Histórias como essas parecem até piada. O livro "Argentinos, mitos, manias e milongas", das jornalistas Marcia Carmo e Monica Yanakiew (Editora Planeta), foi lançado há 14 anos, mas alguns dos costumes ali relatados permanecem inalterados. É o caso do jeito argentino de se virar com a moeda estrangeira para proteger-se da desvalorização da moeda local.

Segundo os últimos dados divulgados pelo Instituto Nacional de Estatística (Indec), órgão público responsável pelas estatísticas do país, até meados do ano passado, os dólares em poder da população somavam US$ 245 bilhões, o que equivale a mais de quatro vezes o nível de reservas do país.
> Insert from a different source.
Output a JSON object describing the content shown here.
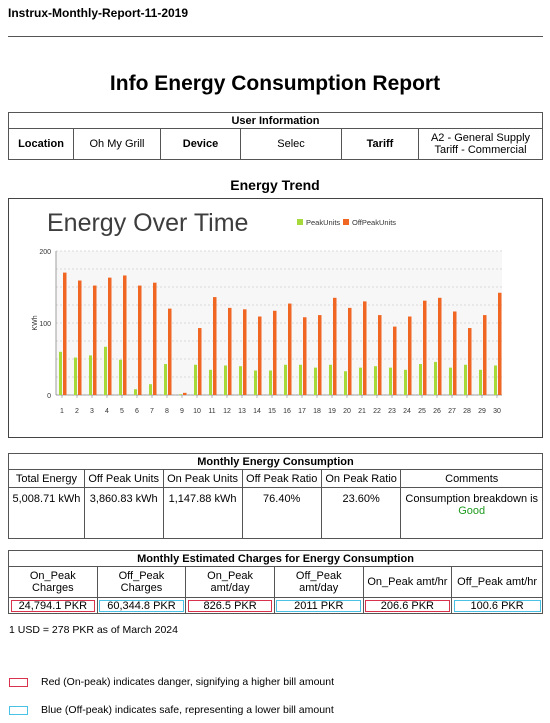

A maior parte do dinheiro que está fora do sistema financeiro inclui contas bancárias no exterior. Mas consultores privados costumam calcular que pelo menos 20% da moeda estrangeira nas mãos da população argentina está em esconderijos particulares. Pode ser um cofre, uma tomada falsa ou mesmo embaixo do colchão.

O hábito de guardar economias em moeda americana ganhou força com o chamado "Rodrigazo", em 1975. O então ministro da Economia do governo de Isabel Perón, Celestino Rodrigo, autorizou uma desvalorização cambial de 100%. Por consequência, a inflação anual chegou a mais de 750%.

Escaldada pelos tempos de hiperinflação e pelos confiscos, grande parte da população é até hoje avessa à ideia de deixar o dinheiro em banco. O peso transformou-se no "inimigo" de qualquer plano de vida de uma família. E a moeda americana virou o porto seguro.

Se perguntarem a qualquer argentino por que ele não investe as economias em aplicações do mercado financeiro ele dirá que os rendimentos em bancos estão longe de alcançar a inflação ou a valorização do dólar.

A inflação, portanto, é o que transformou o dólar num fetiche argentino. Durante uma conversa com a imprensa local, há poucos dias, o ministro de Finanças, Luis Caputo, lamentou: "Os estrangeiros acreditam mais na Argentina do que os próprios argentinos".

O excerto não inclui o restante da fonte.